Some of his donors have included businessmen who have had projects reviewed by the city in recent years.
Jason Weber, a vice president of Maracay Homes, donated $250 to Stewart on June 21 – a month after Council approved Maracay’s plans for a new 86-lot subdivision near McQueen and Chandler Heights roads.
Stewart also got $500 from the founder of Spike Lawrence Ventures, the development firm that made a deal with the city in 2018 to turn a piece of vacant land into the New Square retail complex.
Ellis reported spending $16,700 over the last four months and receiving nearly $20,000 in contributions.
In her final pre-primary report, Ellis disclosed having to refund $500 given to her campaign in July by Hot Pot Carribean Cuisine, a local Jamaican restaurant. Arizona’s campaign finance laws strictly prohibit private businesses from directly donating to a candidate’s campaign.
The Chandler City Clerk’s Office opened an investigation into Ellis’s finances last week after a Chandler resident filed a complaint highlighting multiple donations Ellis got from private entities.
Brizel received about $9,000 in contributions and spent $9,800.
She also has received endorsements and donations from several of the Valley’s law enforcement unions. The Phoenix Law Enforcement Association donated $1,000 to her campaign last quarter and Brizel got contributions from the Glendale and Phoenix firefighter unions.
Harris took in $10,000 this past quarter and spent $7,200 on his campaign.
According to finance reports, Harris notably received a flood of donations on June 26 – the same day he reported on social media that several of his campaign signs had been tampered with and destroyed.
The rest of the primary election for Chandler features few party competitions as candidates for county, legislative and congressional seats prepare for the Nov. 4 ballot battle.
One of the few contests of local interest is a three-way race for the Republican nomination in the 9th Congressional District for a chance to take on incumbent U.S. Rep Greg Stanton.
Chandler City Councilman Sam Huang, whose first term expires at the end of this year, chose not to run for reelection and is instead running in that race.
A formula based on the total number of votes cast in the council elections will determine whether any or three candidates win a seat outright and avoid a runoff election in November.
On Election Day, voted ballots may also be dropped off at City Hall from 6 a.m. to 7 p.m.
To vote in person early or on Election Day, registered voters must present identification.

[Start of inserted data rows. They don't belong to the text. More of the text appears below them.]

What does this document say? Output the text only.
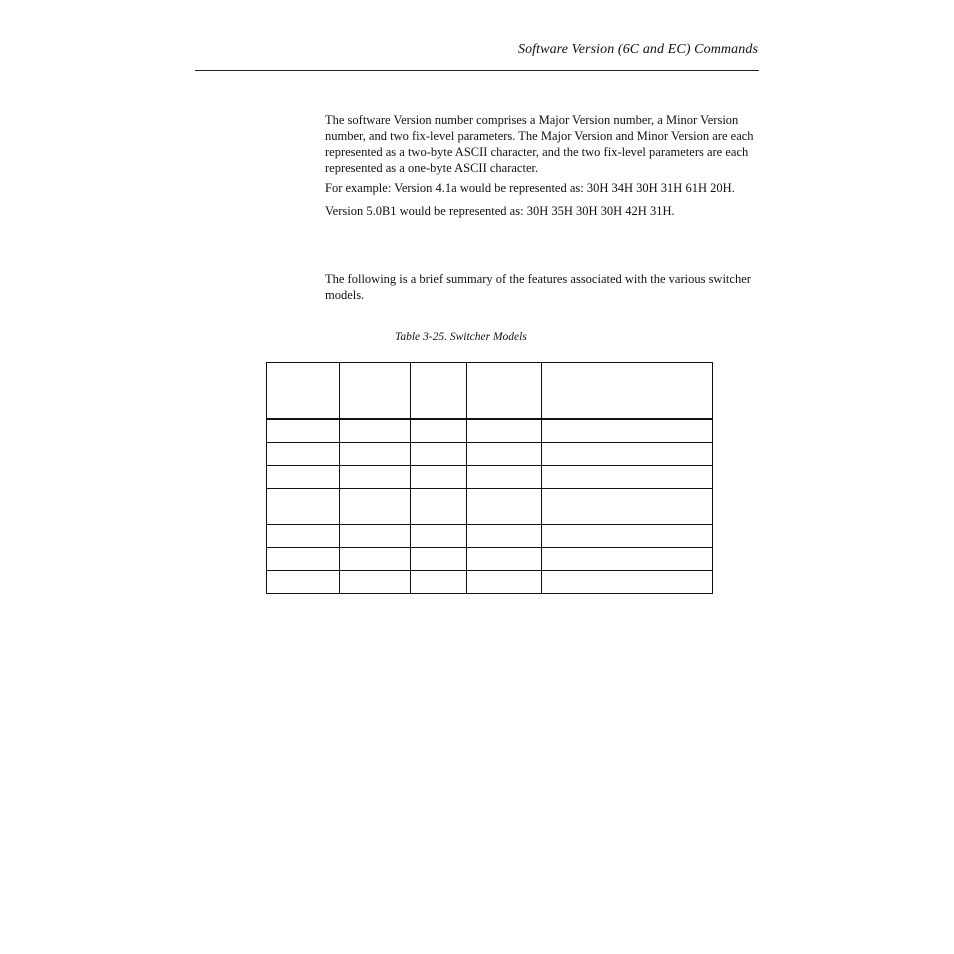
Software Version (6C and EC) Commands

The software Version number comprises a Major Version number, a Minor Version number, and two fix-level parameters. The Major Version and Minor Version are each represented as a two-byte ASCII character, and the two fix-level parameters are each represented as a one-byte ASCII character.

For example: Version 4.1a would be represented as: 30H 34H 30H 31H 61H 20H.

Version 5.0B1 would be represented as: 30H 35H 30H 30H 42H 31H.

The following is a brief summary of the features associated with the various switcher models.

Table 3-25. Switcher Models
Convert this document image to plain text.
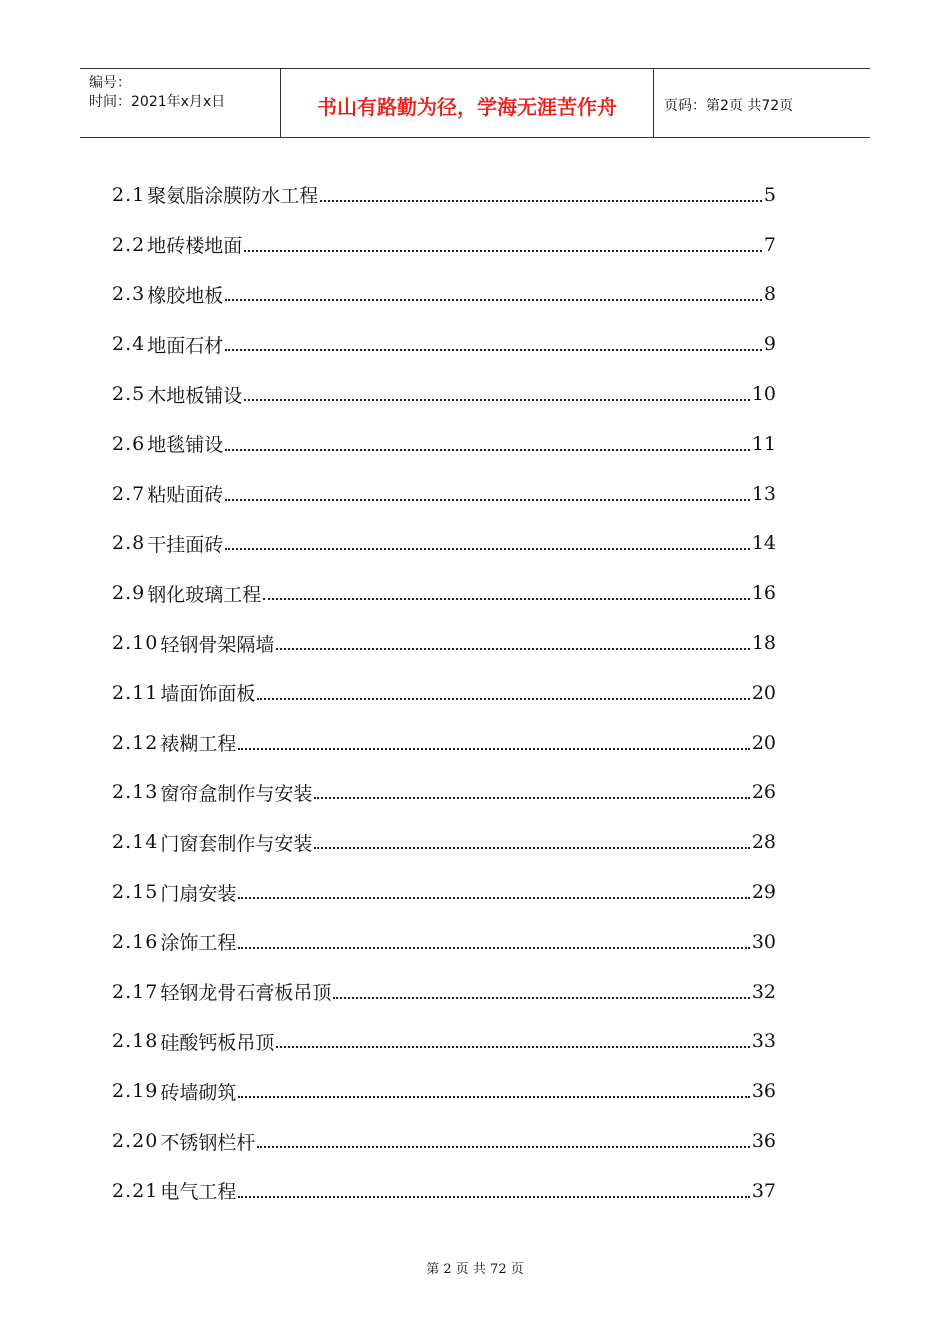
编号：
时间：2021年x月x日	书山有路勤为径，学海无涯苦作舟	页码：第2页 共72页
2.1 聚氨脂涂膜防水工程	5
2.2 地砖楼地面	7
2.3 橡胶地板	8
2.4 地面石材	9
2.5 木地板铺设	10
2.6 地毯铺设	11
2.7 粘贴面砖	13
2.8 干挂面砖	14
2.9 钢化玻璃工程	16
2.10 轻钢骨架隔墙	18
2.11 墙面饰面板	20
2.12 裱糊工程	20
2.13 窗帘盒制作与安装	26
2.14 门窗套制作与安装	28
2.15 门扇安装	29
2.16 涂饰工程	30
2.17 轻钢龙骨石膏板吊顶	32
2.18 硅酸钙板吊顶	33
2.19 砖墙砌筑	36
2.20 不锈钢栏杆	36
2.21 电气工程	37
第 2 页 共 72 页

A list of acceptable IDs is available at chandleraz.gov/elections, under Frequently Asked Questions.
It’s too late to request – or even mail – an early ballot. Maricopa County Elections recommends that ballots be returned by mail no later than July 29.
It’s not clear what type of impact the pandemic might have on turnout, but preliminary data shows more than 22,000 early ballots have been cast in Chandler.
County election officials have been taking steps to ensure all residents will still be able to easily vote in a safe environment by requiring poll workers to wear masks and gloves.
The county also is allowing voters to ignore precinct rules and attend any polling place they want on Election Day.
Polls will be open from 6 a.m.-7p.m. and anyone in line at 7 p.m. will be permitted to cast a ballot.
For other polling locations, go to recorder.maricopa.gov/pollingplace.